Studio album by Nightmare
- Released: February 27, 2007
- Genre: Alternative rock; gothic rock; hard rock;
- Length: 51:27
- Label: VAP
- Producer: Nightmare

Nightmare chronology
| Gianism Best Ofs (2006) | the WORLD Ruler (2007) | Nightmare 2003-2005 Single Collection (2008) |

= The World Ruler =

the WORLD Ruler is Nightmare's fourth full-length studio album. Nightmare's experimentation with the styles of electronica, ambience, and usage of live brass began in this album. Three different versions of this album were released: a CD-only version; a CD+DVD version; and a bonus CD, DVD and photobook pack. It peaked at #6 in the Oricon Charts.

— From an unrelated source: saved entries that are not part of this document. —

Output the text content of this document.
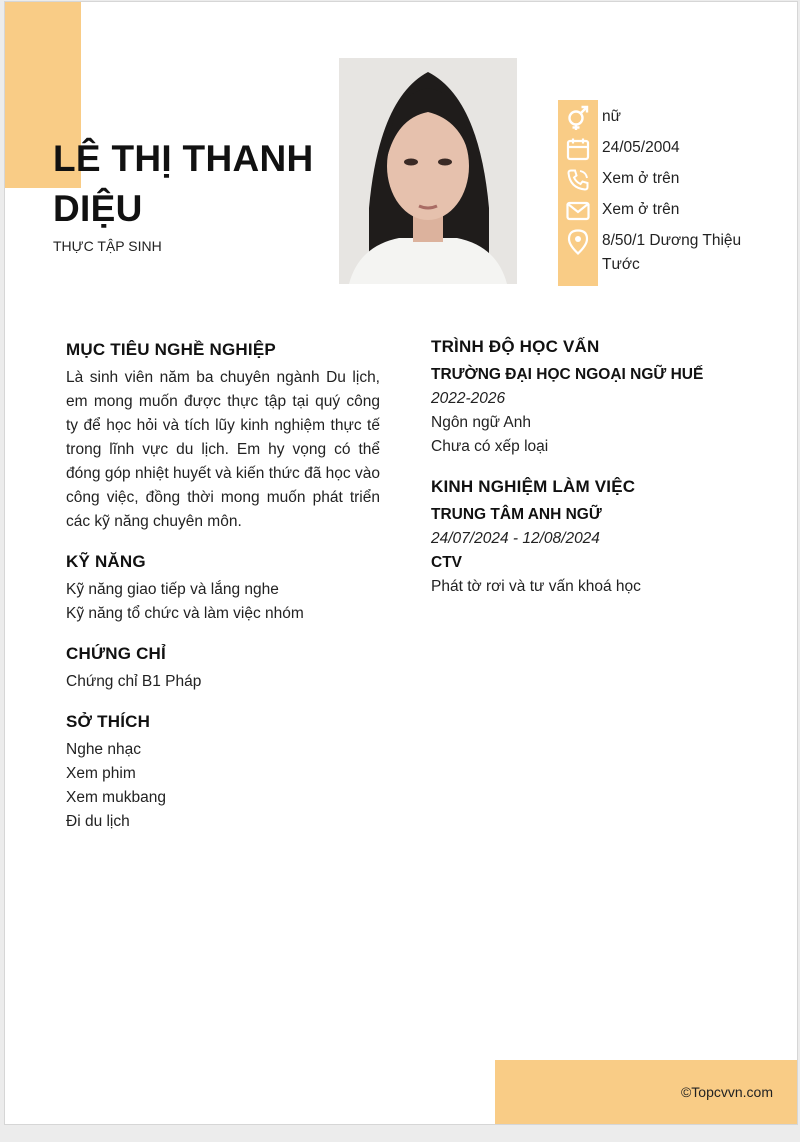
LÊ THỊ THANH DIỆU
THỰC TẬP SINH
nữ
24/05/2004
Xem ở trên
Xem ở trên
8/50/1 Dương Thiệu Tước
MỤC TIÊU NGHỀ NGHIỆP
Là sinh viên năm ba chuyên ngành Du lịch, em mong muốn được thực tập tại quý công ty để học hỏi và tích lũy kinh nghiệm thực tế trong lĩnh vực du lịch. Em hy vọng có thể đóng góp nhiệt huyết và kiến thức đã học vào công việc, đồng thời mong muốn phát triển các kỹ năng chuyên môn.
KỸ NĂNG
Kỹ năng giao tiếp và lắng nghe
Kỹ năng tổ chức và làm việc nhóm
CHỨNG CHỈ
Chứng chỉ B1 Pháp
SỞ THÍCH
Nghe nhạc
Xem phim
Xem mukbang
Đi du lịch
TRÌNH ĐỘ HỌC VẤN
TRƯỜNG ĐẠI HỌC NGOẠI NGỮ HUẾ
2022-2026
Ngôn ngữ Anh
Chưa có xếp loại
KINH NGHIỆM LÀM VIỆC
TRUNG TÂM ANH NGỮ
24/07/2024 - 12/08/2024
CTV
Phát tờ rơi và tư vấn khoá học
©Topcvvn.com
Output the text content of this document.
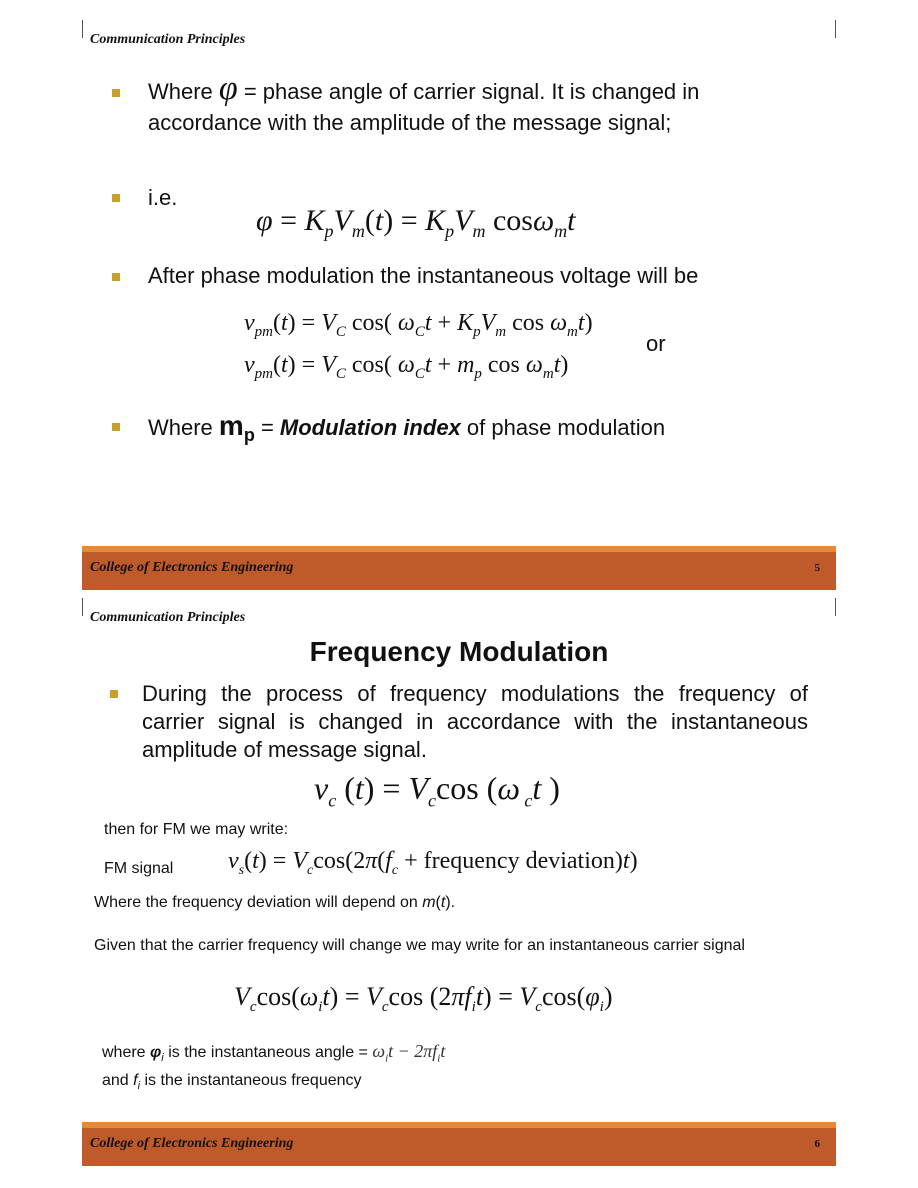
Communication Principles
Where φ = phase angle of carrier signal. It is changed in accordance with the amplitude of the message signal;
i.e.
$\varphi = K_pV_m(t) = K_pV_m$ cosω$_m$t
After phase modulation the instantaneous voltage will be
$v_{pm}(t) = V_C$ cos( $\omega_Ct + K_pV_m$ $\cos \omega_mt$)
or
$v_{pm}(t) = V_C$ cos( $\omega_Ct + m_p$ $\cos \omega_mt$)
Where $m_p$ = Modulation index of phase modulation
College of Electronics Engineering	5
Communication Principles
Frequency Modulation
During the process of frequency modulations the frequency of carrier signal is changed in accordance with the instantaneous amplitude of message signal.
$v_c$ $(t) = V_c\cos$ (ω $_c$t )
then for FM we may write:
FM signal $v_s(t) = V_c\cos(2\pi(f_c$ + frequency deviation)t)
Where the frequency deviation will depend on m(t).
Given that the carrier frequency will change we may write for an instantaneous carrier signal
$V_c\cos(\omega_it) = V_c\cos$ $(2\pi f_it) = V_c\cos(\varphi_i)$
where $\varphi_i$ is the instantaneous angle = $\omega_it - 2\pi f_it$
and $f_i$ is the instantaneous frequency
College of Electronics Engineering	6
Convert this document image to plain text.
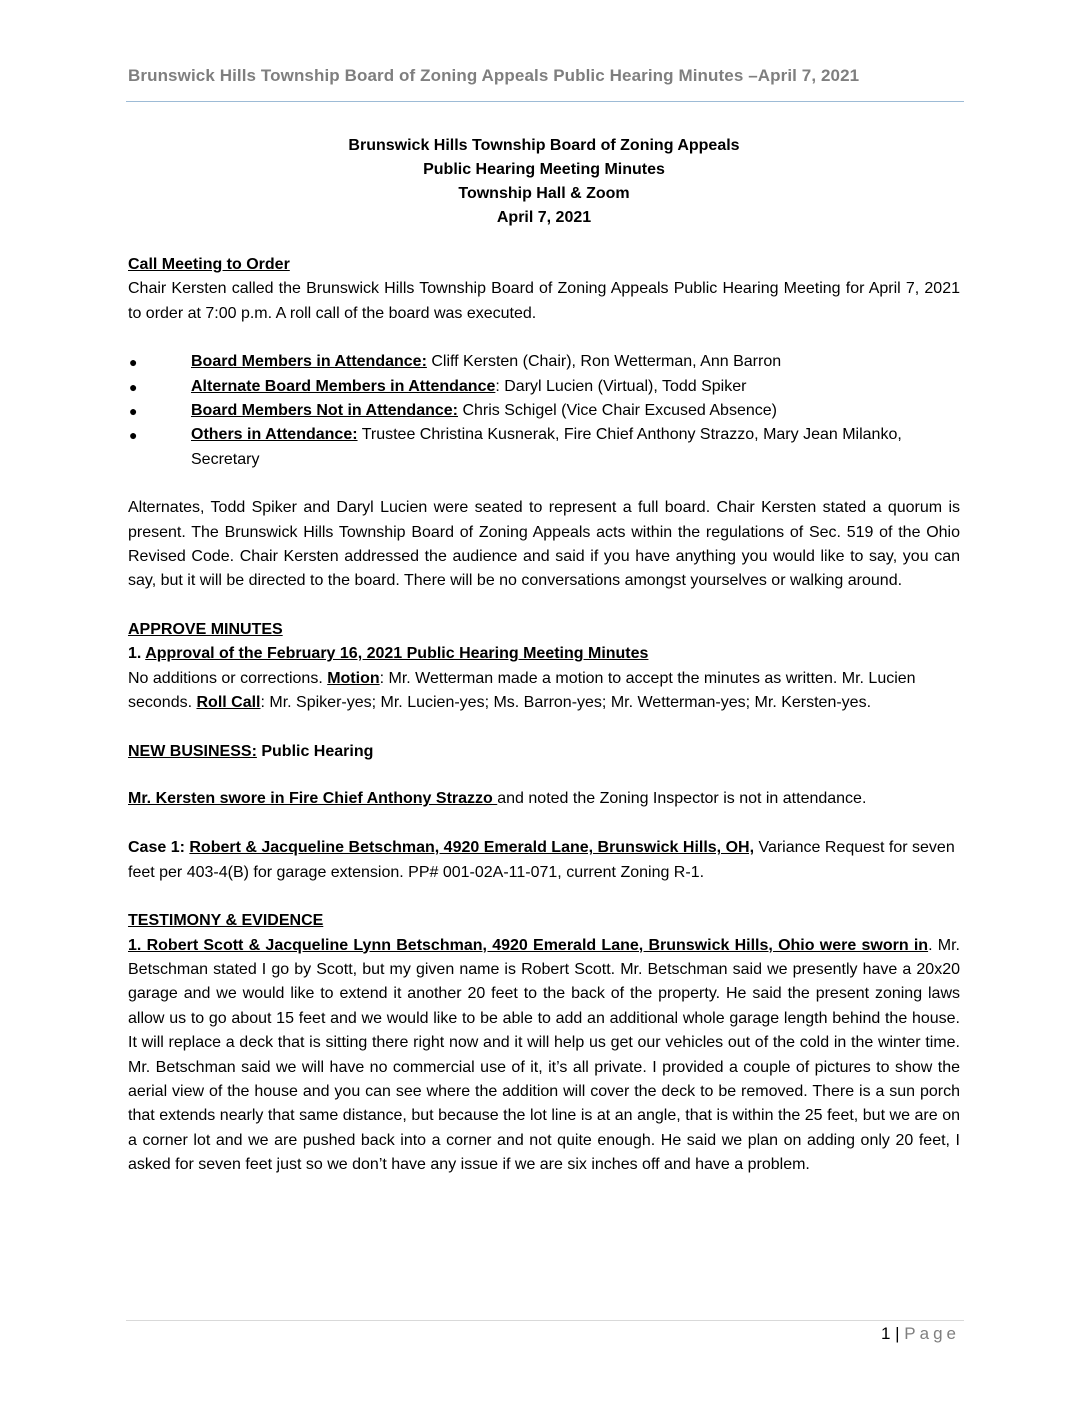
Brunswick Hills Township Board of Zoning Appeals Public Hearing Minutes –April 7, 2021
Brunswick Hills Township Board of Zoning Appeals
Public Hearing Meeting Minutes
Township Hall & Zoom
April 7, 2021

Call Meeting to Order

Chair Kersten called the Brunswick Hills Township Board of Zoning Appeals Public Hearing Meeting for April 7, 2021 to order at 7:00 p.m. A roll call of the board was executed.

●	Board Members in Attendance: Cliff Kersten (Chair), Ron Wetterman, Ann Barron
●	Alternate Board Members in Attendance: Daryl Lucien (Virtual), Todd Spiker
●	Board Members Not in Attendance: Chris Schigel (Vice Chair Excused Absence)
●	Others in Attendance: Trustee Christina Kusnerak, Fire Chief Anthony Strazzo, Mary Jean Milanko, Secretary

Alternates, Todd Spiker and Daryl Lucien were seated to represent a full board. Chair Kersten stated a quorum is present. The Brunswick Hills Township Board of Zoning Appeals acts within the regulations of Sec. 519 of the Ohio Revised Code. Chair Kersten addressed the audience and said if you have anything you would like to say, you can say, but it will be directed to the board. There will be no conversations amongst yourselves or walking around.

APPROVE MINUTES

1. Approval of the February 16, 2021 Public Hearing Meeting Minutes

No additions or corrections. Motion: Mr. Wetterman made a motion to accept the minutes as written. Mr. Lucien seconds. Roll Call: Mr. Spiker-yes; Mr. Lucien-yes; Ms. Barron-yes; Mr. Wetterman-yes; Mr. Kersten-yes.

NEW BUSINESS: Public Hearing

Mr. Kersten swore in Fire Chief Anthony Strazzo and noted the Zoning Inspector is not in attendance.

Case 1: Robert & Jacqueline Betschman, 4920 Emerald Lane, Brunswick Hills, OH, Variance Request for seven feet per 403-4(B) for garage extension. PP# 001-02A-11-071, current Zoning R-1.

TESTIMONY & EVIDENCE

1. Robert Scott & Jacqueline Lynn Betschman, 4920 Emerald Lane, Brunswick Hills, Ohio were sworn in. Mr. Betschman stated I go by Scott, but my given name is Robert Scott. Mr. Betschman said we presently have a 20x20 garage and we would like to extend it another 20 feet to the back of the property. He said the present zoning laws allow us to go about 15 feet and we would like to be able to add an additional whole garage length behind the house. It will replace a deck that is sitting there right now and it will help us get our vehicles out of the cold in the winter time. Mr. Betschman said we will have no commercial use of it, it’s all private. I provided a couple of pictures to show the aerial view of the house and you can see where the addition will cover the deck to be removed. There is a sun porch that extends nearly that same distance, but because the lot line is at an angle, that is within the 25 feet, but we are on a corner lot and we are pushed back into a corner and not quite enough. He said we plan on adding only 20 feet, I asked for seven feet just so we don’t have any issue if we are six inches off and have a problem.

1 | Page
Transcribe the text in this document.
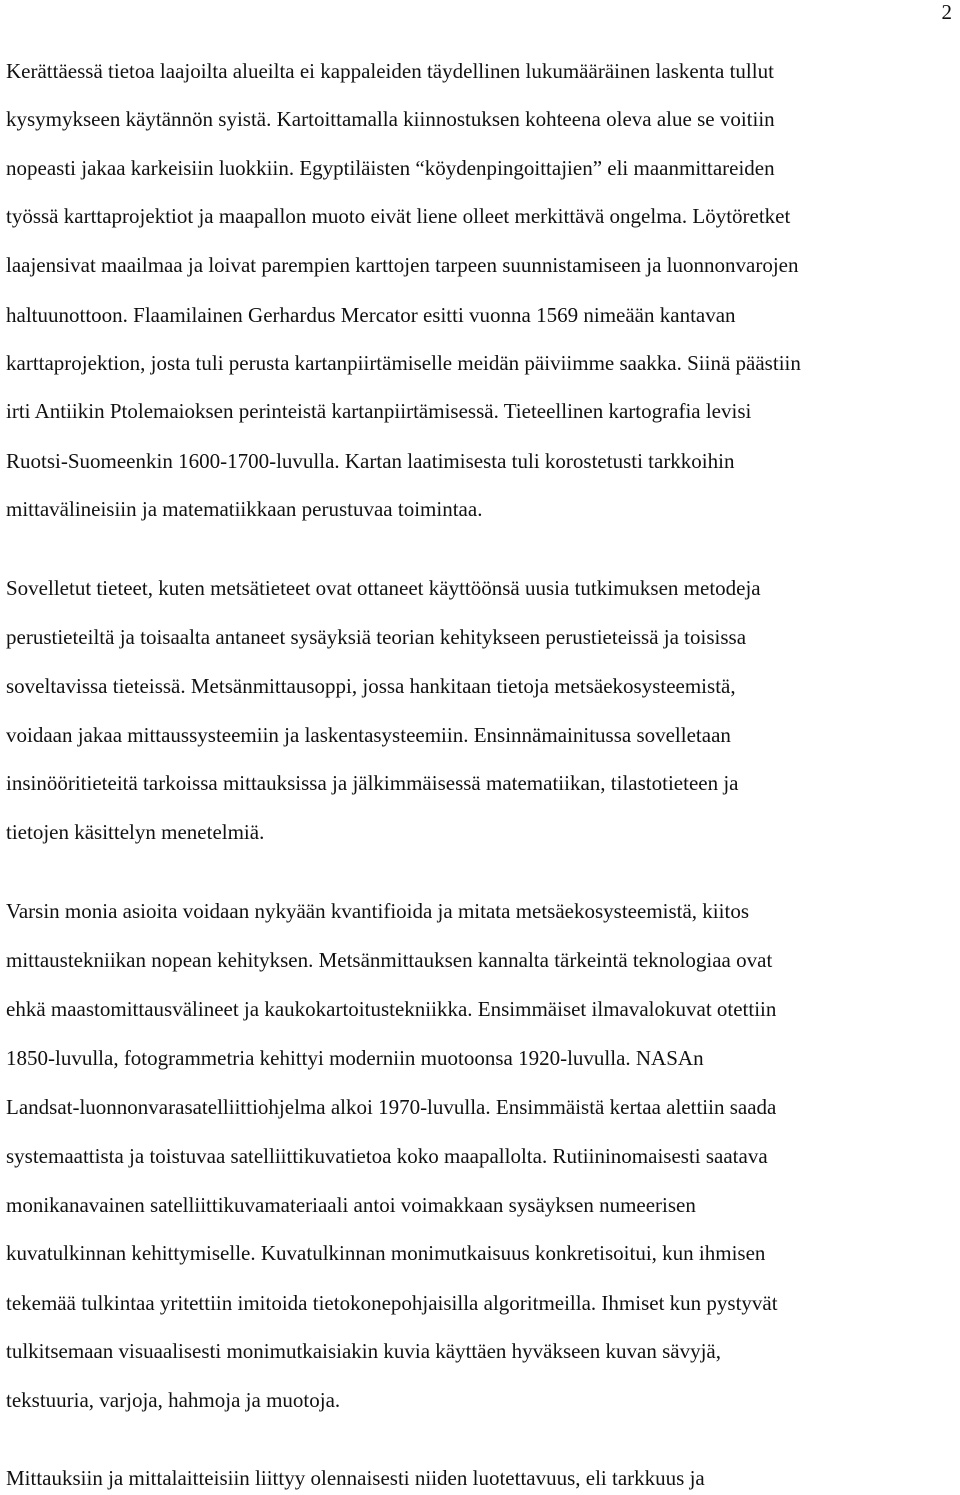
2
Kerättäessä tietoa laajoilta alueilta ei kappaleiden täydellinen lukumääräinen laskenta tullut
kysymykseen käytännön syistä. Kartoittamalla kiinnostuksen kohteena oleva alue se voitiin
nopeasti jakaa karkeisiin luokkiin. Egyptiläisten “köydenpingoittajien” eli maanmittareiden
työssä karttaprojektiot ja maapallon muoto eivät liene olleet merkittävä ongelma. Löytöretket
laajensivat maailmaa ja loivat parempien karttojen tarpeen suunnistamiseen ja luonnonvarojen
haltuunottoon. Flaamilainen Gerhardus Mercator esitti vuonna 1569 nimeään kantavan
karttaprojektion, josta tuli perusta kartanpiirtämiselle meidän päiviimme saakka. Siinä päästiin
irti Antiikin Ptolemaioksen perinteistä kartanpiirtämisessä. Tieteellinen kartografia levisi
Ruotsi-Suomeenkin 1600-1700-luvulla. Kartan laatimisesta tuli korostetusti tarkkoihin
mittavälineisiin ja matematiikkaan perustuvaa toimintaa.
Sovelletut tieteet, kuten metsätieteet ovat ottaneet käyttöönsä uusia tutkimuksen metodeja
perustieteiltä ja toisaalta antaneet sysäyksiä teorian kehitykseen perustieteissä ja toisissa
soveltavissa tieteissä. Metsänmittausoppi, jossa hankitaan tietoja metsäekosysteemistä,
voidaan jakaa mittaussysteemiin ja laskentasysteemiin. Ensinnämainitussa sovelletaan
insinööritieteitä tarkoissa mittauksissa ja jälkimmäisessä matematiikan, tilastotieteen ja
tietojen käsittelyn menetelmiä.
Varsin monia asioita voidaan nykyään kvantifioida ja mitata metsäekosysteemistä, kiitos
mittaustekniikan nopean kehityksen. Metsänmittauksen kannalta tärkeintä teknologiaa ovat
ehkä maastomittausvälineet ja kaukokartoitustekniikka. Ensimmäiset ilmavalokuvat otettiin
1850-luvulla, fotogrammetria kehittyi moderniin muotoonsa 1920-luvulla. NASAn
Landsat-luonnonvarasatelliittiohjelma alkoi 1970-luvulla. Ensimmäistä kertaa alettiin saada
systemaattista ja toistuvaa satelliittikuvatietoa koko maapallolta. Rutiininomaisesti saatava
monikanavainen satelliittikuvamateriaali antoi voimakkaan sysäyksen numeerisen
kuvatulkinnan kehittymiselle. Kuvatulkinnan monimutkaisuus konkretisoitui, kun ihmisen
tekemää tulkintaa yritettiin imitoida tietokonepohjaisilla algoritmeilla. Ihmiset kun pystyvät
tulkitsemaan visuaalisesti monimutkaisiakin kuvia käyttäen hyväkseen kuvan sävyjä,
tekstuuria, varjoja, hahmoja ja muotoja.
Mittauksiin ja mittalaitteisiin liittyy olennaisesti niiden luotettavuus, eli tarkkuus ja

The tracks "The World" and "Alumina" were featured in Death Note as the first opening and ending songs, respectively.

==Track listing==

| No. | Title | Length |
|---|---|---|
| 1. | "BOYS, BE SUSPICIOUS" | 4:03 |
| 2. | "PHANTOM" | 1:33 |
| 3. | "the WORLD" | 3:48 |
| 4. | "Criminal Baby" | 3:34 |
| 5. | "Alice" | 4:15 |
| 6. | "crevasse" | 4:55 |
| 7. | "18Sai (18歳)" | 3:28 |
| 8. | "Black Sick Spider" | 3:32 |
| 9. | "Gianizm Shichi (ジャイアニズム叱)" | 5:06 |
| 10. | "The FOOL" | 0:47 |
| 11. | "Alumina (アルミナ)" | 5:05 |
| 12. | "Morpho" | 5:51 |
| 13. | "～Lulu～ (縷々)" | 5:29 |
| Total length: |  | 51:27 |

==Single information==

- theWORLD/ (アルミナ, Alumina)
Released: October 18, 2006
Oricon Chart peak position: #5
"The WORLD" and "Alumina" were used as the first opening and ending theme, respectively, for the anime Death Note.

== Covers ==
"the WORLD" was covered by Fantôme Iris, a fictional visual kei band from multimedia franchise Argonavis from BanG Dream! and added in the game started on January 14, 2021. The full version of the song will be featured on Argonavis Cover Collection -Mix- which will be released on November 17, 2021.